In this lab, you will implement two text generation strategies covered in lecture: Greedy Search and Sampling.

Here's a revision of the n-gram language model implementation from the previous lab. It now includes a `get_prob_dist()` function, which returns the probabilities of all tokens given the context.

Look over the implementation to be sure that you understand it.

In [None]:
import pickle
BOS = '<BOS>'
EOS = '<EOS>'
OOV = '<OOV>'
class NGramLM:
    def __init__(self, path, smoothing=0.001, verbose=False):
        with open(path, 'rb') as fin:
            data = pickle.load(fin)
        self.n = data['n']
        self.V = set(data['V'])
        self.model = data['model']
        self.smoothing = smoothing
        self.verbose = verbose

    def get_prob_dist(self, context):
        # Take only the n-1 most recent context (Markov Assumption)
        context = tuple(context[-self.n+1:])
        # Add <BOS> tokens if the context is too short, i.e., it's at the start of the sequence
        while len(context) < (self.n-1):
            context = (BOS,) + context
        # Handle words that were not encountered during the training by replacing them with a special <OOV> token
        context = tuple((c if c in self.V else OOV) for c in context)
        if context in self.model:
            # Compute the probability distribution using a Maximum Likelihood Estimation and Laplace Smoothing
            norm = sum(self.model[context].values()) + self.smoothing * len(self.V)
            prob_dist = {k: (c + self.smoothing) / norm for k, c in self.model[context].items()}
            for word in self.V - prob_dist.keys():
                prob_dist[word] = self.smoothing / norm
        else:
            # Simplified formula if we never encountered this context; the probability of all tokens is uniform
            prob = 1 / len(self.V)
            prob_dist = {k: prob for k in self.V}
        prob_dist = dict(sorted(prob_dist.items(), key=lambda x: (-x[1], x[0])))
        return prob_dist

In [None]:
# Load pre-built n-gram languae models
model_unigram = NGramLM('arthur-conan-doyle.tok.train.n1.pkl')
model_bigram = NGramLM('arthur-conan-doyle.tok.train.n2.pkl')
model_trigram = NGramLM('arthur-conan-doyle.tok.train.n3.pkl')
model_4gram = NGramLM('arthur-conan-doyle.tok.train.n4.pkl')
model_5gram = NGramLM('arthur-conan-doyle.tok.train.n5.pkl')

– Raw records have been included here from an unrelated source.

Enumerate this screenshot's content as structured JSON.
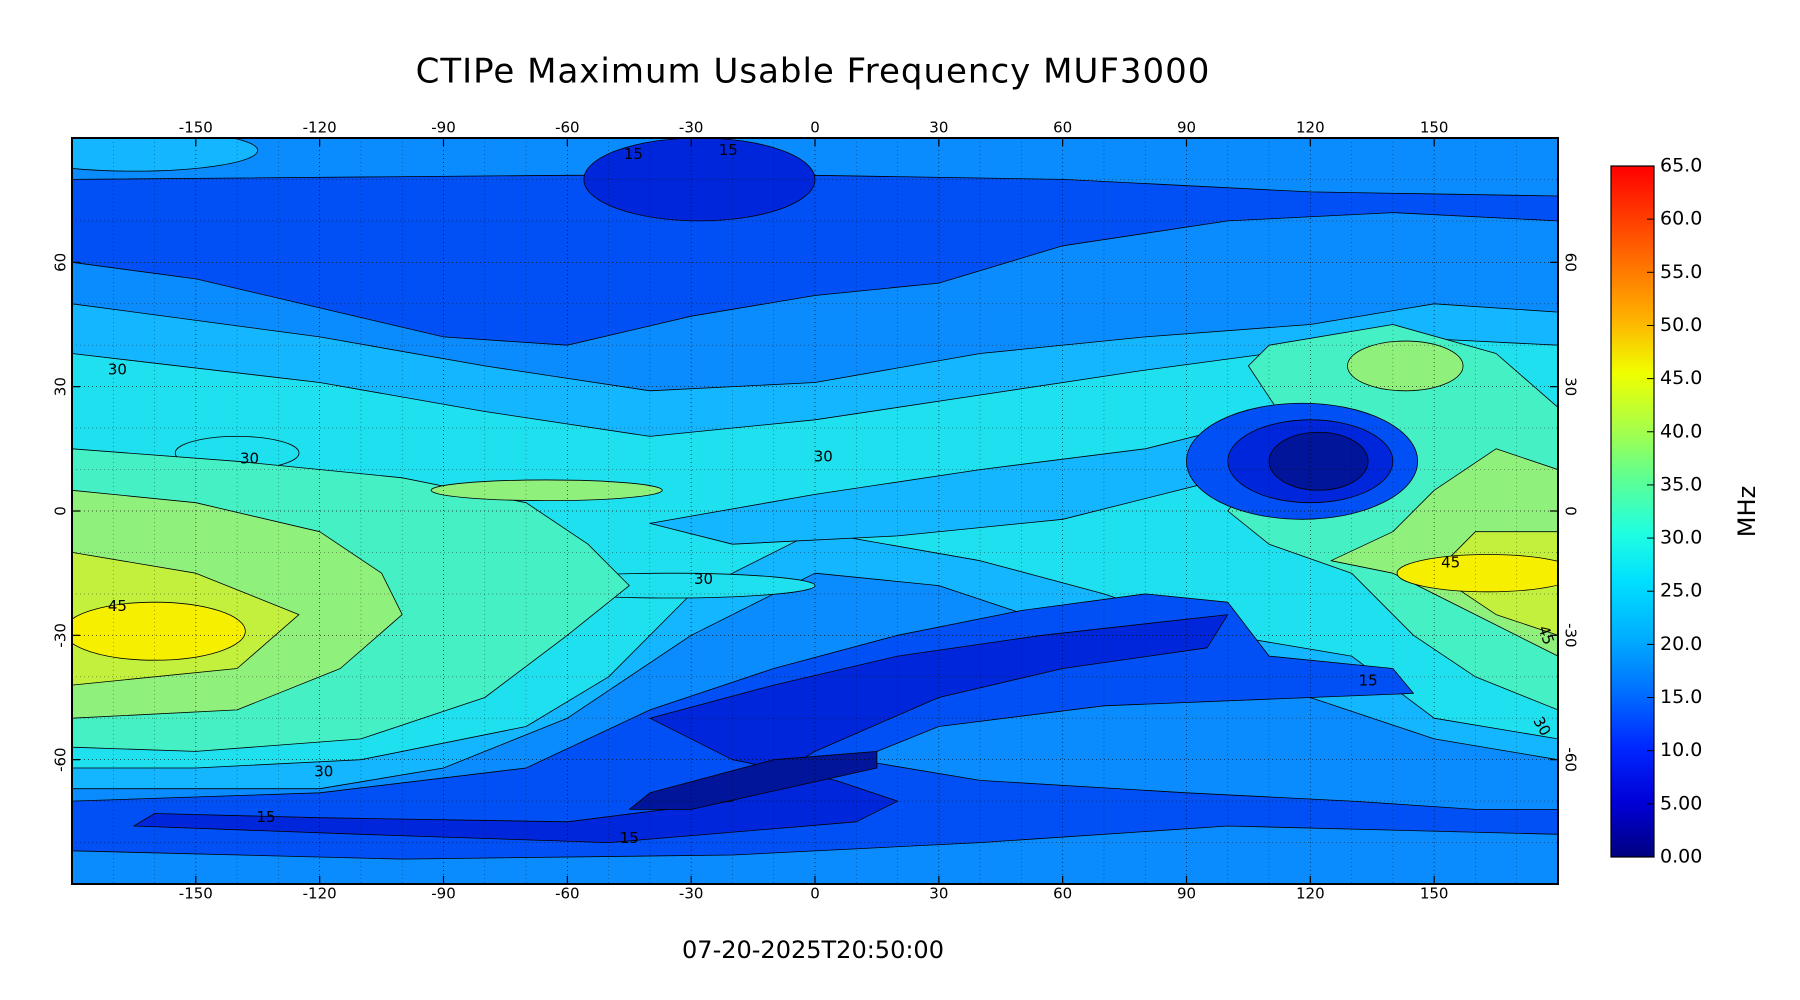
{
  "title": "CTIPe Maximum Usable Frequency MUF3000",
  "timestamp": "07-20-2025T20:50:00",
  "map": {
    "xlim": [
      -180,
      180
    ],
    "ylim": [
      -90,
      90
    ],
    "xticks": [
      -150,
      -120,
      -90,
      -60,
      -30,
      0,
      30,
      60,
      90,
      120,
      150
    ],
    "yticks": [
      -60,
      -30,
      0,
      30,
      60
    ],
    "grid": true
  },
  "colorbar": {
    "label": "MHz",
    "lim": [
      0,
      65
    ],
    "ticks": [
      {
        "value": 0,
        "label": "0.00"
      },
      {
        "value": 5,
        "label": "5.00"
      },
      {
        "value": 10,
        "label": "10.0"
      },
      {
        "value": 15,
        "label": "15.0"
      },
      {
        "value": 20,
        "label": "20.0"
      },
      {
        "value": 25,
        "label": "25.0"
      },
      {
        "value": 30,
        "label": "30.0"
      },
      {
        "value": 35,
        "label": "35.0"
      },
      {
        "value": 40,
        "label": "40.0"
      },
      {
        "value": 45,
        "label": "45.0"
      },
      {
        "value": 50,
        "label": "50.0"
      },
      {
        "value": 55,
        "label": "55.0"
      },
      {
        "value": 60,
        "label": "60.0"
      },
      {
        "value": 65,
        "label": "65.0"
      }
    ]
  },
  "contour_labels": [
    "15",
    "15",
    "30",
    "30",
    "30",
    "30",
    "45",
    "30",
    "15",
    "15",
    "15",
    "45",
    "30",
    "45"
  ]
}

Let's take a look at some of the probability distributions.

Are they reasonable?

In [None]:
model_bigram.get_prob_dist(['my'])

In [None]:
model_bigram.get_prob_dist(['.'])

In [None]:
model_trigram.get_prob_dist(['my', 'dear'])

Great, now we have all the tools we need to start generating text!

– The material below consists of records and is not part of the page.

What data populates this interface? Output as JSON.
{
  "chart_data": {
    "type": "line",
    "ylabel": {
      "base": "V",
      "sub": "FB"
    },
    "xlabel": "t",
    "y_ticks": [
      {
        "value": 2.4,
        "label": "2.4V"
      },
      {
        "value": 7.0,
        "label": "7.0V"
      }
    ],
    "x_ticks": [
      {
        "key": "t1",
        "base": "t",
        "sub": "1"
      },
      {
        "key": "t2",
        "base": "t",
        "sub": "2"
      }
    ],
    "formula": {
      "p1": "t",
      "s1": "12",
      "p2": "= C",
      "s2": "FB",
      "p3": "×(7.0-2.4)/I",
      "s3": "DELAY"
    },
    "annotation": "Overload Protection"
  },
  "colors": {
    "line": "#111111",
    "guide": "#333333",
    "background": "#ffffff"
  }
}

We'll start with a simple greedy generation approach. Your task is to implement greedy generation below.

Note: we have a `max_length` parameter to be sure that the generation process doesn't go on forever. You can stop when your sequence either reaches an `<EOS>` token or is the maximum length.

In [None]:
from typing import List
def greedy_generation(model: NGramLM, context: List[str], max_length: int = 100) -> List[str]:
    pass
    # your code here

greedy_generation(model_trigram, ['""', 'My', 'dear', 'Watson'])

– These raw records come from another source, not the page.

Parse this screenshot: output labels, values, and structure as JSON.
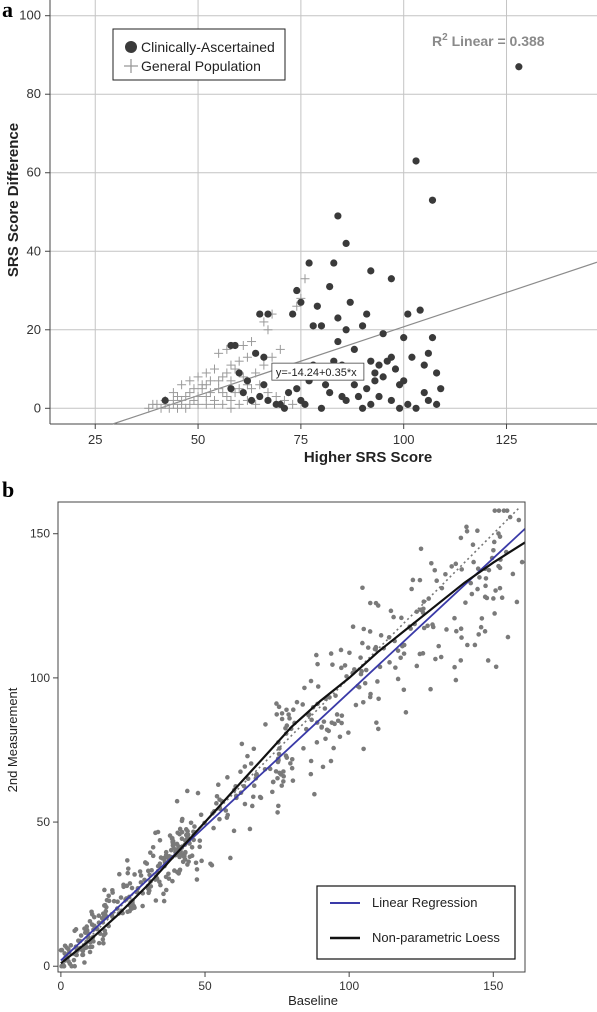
{
  "panels": {
    "a": "a",
    "b": "b"
  },
  "chart_data": [
    {
      "type": "scatter",
      "panel": "a",
      "xlabel": "Higher SRS Score",
      "ylabel": "SRS Score Difference",
      "xlim": [
        14,
        147
      ],
      "ylim": [
        -4,
        104
      ],
      "xticks": [
        25,
        50,
        75,
        100,
        125
      ],
      "yticks": [
        0,
        20,
        40,
        60,
        80,
        100
      ],
      "grid": true,
      "legend_position": "top-left",
      "legend": [
        "Clinically-Ascertained",
        "General Population"
      ],
      "annotation_r2": {
        "base": "R",
        "sup": "2",
        "rest": " Linear = 0.388"
      },
      "fit_equation": "y=-14.24+0.35*x",
      "fit": {
        "intercept": -14.24,
        "slope": 0.35
      },
      "series": [
        {
          "name": "Clinically-Ascertained",
          "marker": "circle",
          "color": "#3a3a3a",
          "points": [
            [
              128,
              87
            ],
            [
              103,
              63
            ],
            [
              107,
              53
            ],
            [
              84,
              49
            ],
            [
              86,
              42
            ],
            [
              77,
              37
            ],
            [
              83,
              37
            ],
            [
              82,
              31
            ],
            [
              74,
              30
            ],
            [
              92,
              35
            ],
            [
              97,
              33
            ],
            [
              75,
              27
            ],
            [
              79,
              26
            ],
            [
              87,
              27
            ],
            [
              101,
              24
            ],
            [
              104,
              25
            ],
            [
              91,
              24
            ],
            [
              65,
              24
            ],
            [
              67,
              24
            ],
            [
              73,
              24
            ],
            [
              58,
              16
            ],
            [
              59,
              16
            ],
            [
              64,
              14
            ],
            [
              66,
              13
            ],
            [
              78,
              21
            ],
            [
              80,
              21
            ],
            [
              84,
              23
            ],
            [
              86,
              20
            ],
            [
              90,
              21
            ],
            [
              95,
              19
            ],
            [
              100,
              18
            ],
            [
              107,
              18
            ],
            [
              106,
              14
            ],
            [
              84,
              17
            ],
            [
              88,
              15
            ],
            [
              70,
              10
            ],
            [
              73,
              9
            ],
            [
              85,
              11
            ],
            [
              92,
              12
            ],
            [
              94,
              11
            ],
            [
              96,
              12
            ],
            [
              98,
              10
            ],
            [
              102,
              13
            ],
            [
              105,
              11
            ],
            [
              108,
              9
            ],
            [
              60,
              9
            ],
            [
              62,
              7
            ],
            [
              58,
              5
            ],
            [
              66,
              6
            ],
            [
              72,
              4
            ],
            [
              74,
              5
            ],
            [
              77,
              7
            ],
            [
              81,
              6
            ],
            [
              88,
              6
            ],
            [
              91,
              5
            ],
            [
              93,
              7
            ],
            [
              99,
              6
            ],
            [
              82,
              4
            ],
            [
              85,
              3
            ],
            [
              63,
              2
            ],
            [
              65,
              3
            ],
            [
              67,
              2
            ],
            [
              69,
              1
            ],
            [
              71,
              0
            ],
            [
              76,
              1
            ],
            [
              86,
              2
            ],
            [
              89,
              3
            ],
            [
              92,
              1
            ],
            [
              97,
              2
            ],
            [
              101,
              1
            ],
            [
              105,
              4
            ],
            [
              106,
              2
            ],
            [
              108,
              1
            ],
            [
              99,
              0
            ],
            [
              90,
              0
            ],
            [
              80,
              0
            ],
            [
              95,
              8
            ],
            [
              93,
              9
            ],
            [
              42,
              2
            ],
            [
              97,
              13
            ],
            [
              103,
              0
            ],
            [
              70,
              1
            ],
            [
              75,
              2
            ],
            [
              87,
              8
            ],
            [
              100,
              7
            ],
            [
              83,
              12
            ],
            [
              78,
              11
            ],
            [
              94,
              3
            ],
            [
              109,
              5
            ],
            [
              61,
              4
            ]
          ]
        },
        {
          "name": "General Population",
          "marker": "plus",
          "color": "#9a9a9a",
          "points": [
            [
              76,
              33
            ],
            [
              75,
              28
            ],
            [
              74,
              26
            ],
            [
              68,
              24
            ],
            [
              67,
              20
            ],
            [
              66,
              22
            ],
            [
              63,
              17
            ],
            [
              61,
              16
            ],
            [
              57,
              15
            ],
            [
              55,
              14
            ],
            [
              60,
              12
            ],
            [
              62,
              13
            ],
            [
              58,
              11
            ],
            [
              54,
              10
            ],
            [
              52,
              9
            ],
            [
              50,
              8
            ],
            [
              56,
              8
            ],
            [
              48,
              7
            ],
            [
              52,
              6
            ],
            [
              55,
              7
            ],
            [
              58,
              7
            ],
            [
              46,
              6
            ],
            [
              49,
              5
            ],
            [
              51,
              5
            ],
            [
              53,
              4
            ],
            [
              56,
              4
            ],
            [
              60,
              5
            ],
            [
              44,
              4
            ],
            [
              45,
              3
            ],
            [
              47,
              3
            ],
            [
              49,
              2
            ],
            [
              52,
              3
            ],
            [
              54,
              2
            ],
            [
              58,
              2
            ],
            [
              40,
              1
            ],
            [
              42,
              1
            ],
            [
              44,
              1
            ],
            [
              46,
              1
            ],
            [
              48,
              1
            ],
            [
              50,
              1
            ],
            [
              52,
              1
            ],
            [
              54,
              1
            ],
            [
              56,
              1
            ],
            [
              58,
              0
            ],
            [
              60,
              1
            ],
            [
              62,
              2
            ],
            [
              64,
              1
            ],
            [
              41,
              0
            ],
            [
              43,
              0
            ],
            [
              45,
              0
            ],
            [
              47,
              0
            ],
            [
              39,
              1
            ],
            [
              38,
              0
            ],
            [
              46,
              2
            ],
            [
              50,
              3
            ],
            [
              57,
              9
            ],
            [
              59,
              10
            ],
            [
              53,
              7
            ],
            [
              51,
              6
            ],
            [
              48,
              4
            ],
            [
              44,
              2
            ],
            [
              42,
              2
            ],
            [
              55,
              5
            ],
            [
              61,
              8
            ],
            [
              64,
              9
            ],
            [
              66,
              11
            ],
            [
              68,
              13
            ],
            [
              70,
              15
            ],
            [
              72,
              10
            ],
            [
              65,
              6
            ],
            [
              63,
              5
            ],
            [
              67,
              4
            ],
            [
              69,
              3
            ],
            [
              71,
              2
            ],
            [
              73,
              1
            ],
            [
              57,
              3
            ],
            [
              59,
              4
            ],
            [
              62,
              6
            ]
          ]
        }
      ]
    },
    {
      "type": "scatter",
      "panel": "b",
      "xlabel": "Baseline",
      "ylabel": "2nd Measurement",
      "xlim": [
        -1,
        161
      ],
      "ylim": [
        -2,
        161
      ],
      "xticks": [
        0,
        50,
        100,
        150
      ],
      "yticks": [
        0,
        50,
        100,
        150
      ],
      "grid": false,
      "legend_position": "bottom-right",
      "legend": [
        "Linear Regression",
        "Non-parametric Loess"
      ],
      "identity_line": {
        "style": "dotted",
        "color": "#777777"
      },
      "linear_regression": {
        "intercept": 2,
        "slope": 0.93,
        "color": "#3a3aa8"
      },
      "loess": {
        "color": "#111111",
        "points": [
          [
            0,
            1
          ],
          [
            10,
            9
          ],
          [
            20,
            18
          ],
          [
            30,
            28
          ],
          [
            40,
            39
          ],
          [
            50,
            50
          ],
          [
            60,
            61
          ],
          [
            70,
            72
          ],
          [
            80,
            83
          ],
          [
            90,
            92
          ],
          [
            100,
            100
          ],
          [
            110,
            109
          ],
          [
            120,
            117
          ],
          [
            130,
            125
          ],
          [
            140,
            133
          ],
          [
            150,
            140
          ],
          [
            161,
            147
          ]
        ]
      },
      "point_color": "#7a7a7a",
      "n_points": 520,
      "seed": 17
    }
  ]
}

Great! How does the generation look? Feel free to try out a several samples below.

Is it deterministic? Are the generated sequences interesting?

Consider trying different model types. What are the different qualities that you see from the unigram, bigram, trigram, 4-gram, and 5-gram models?

In [None]:
# your code here

Now it's time to implement sampling.

We now include a `topk` argument. This reduces the candidate set of probabilities down to only the `topk` highest-probability items. This helps reduce the chance of generating highly unlikely sequences.

Note: consider using [`random.choices`](https://docs.python.org/3/library/random.html#random.choices) to help in sampling.

In [None]:
from typing import List
import random
def sampling_generation(model: NGramLM, context: List[str], max_length: int = 100, topk=10) -> List[str]:
    pass
    # your code here

sampling_generation(model_trigram, ['""', 'My', 'dear', 'Watson'])

Now qualitatively compare your sampling generation with the greedy generation.

What do you notice about the generated sequences? How do models of different sizes behave? What is the effect of `topk`?

In [None]:
# your code here

## Optional Extras:
 - Try implementing a beam search strategy. Does it tend to lead to qualitatively better results than the other two approaches?
 - What strategy might you take to efficiently find the most likely sequence for an n-gram language model?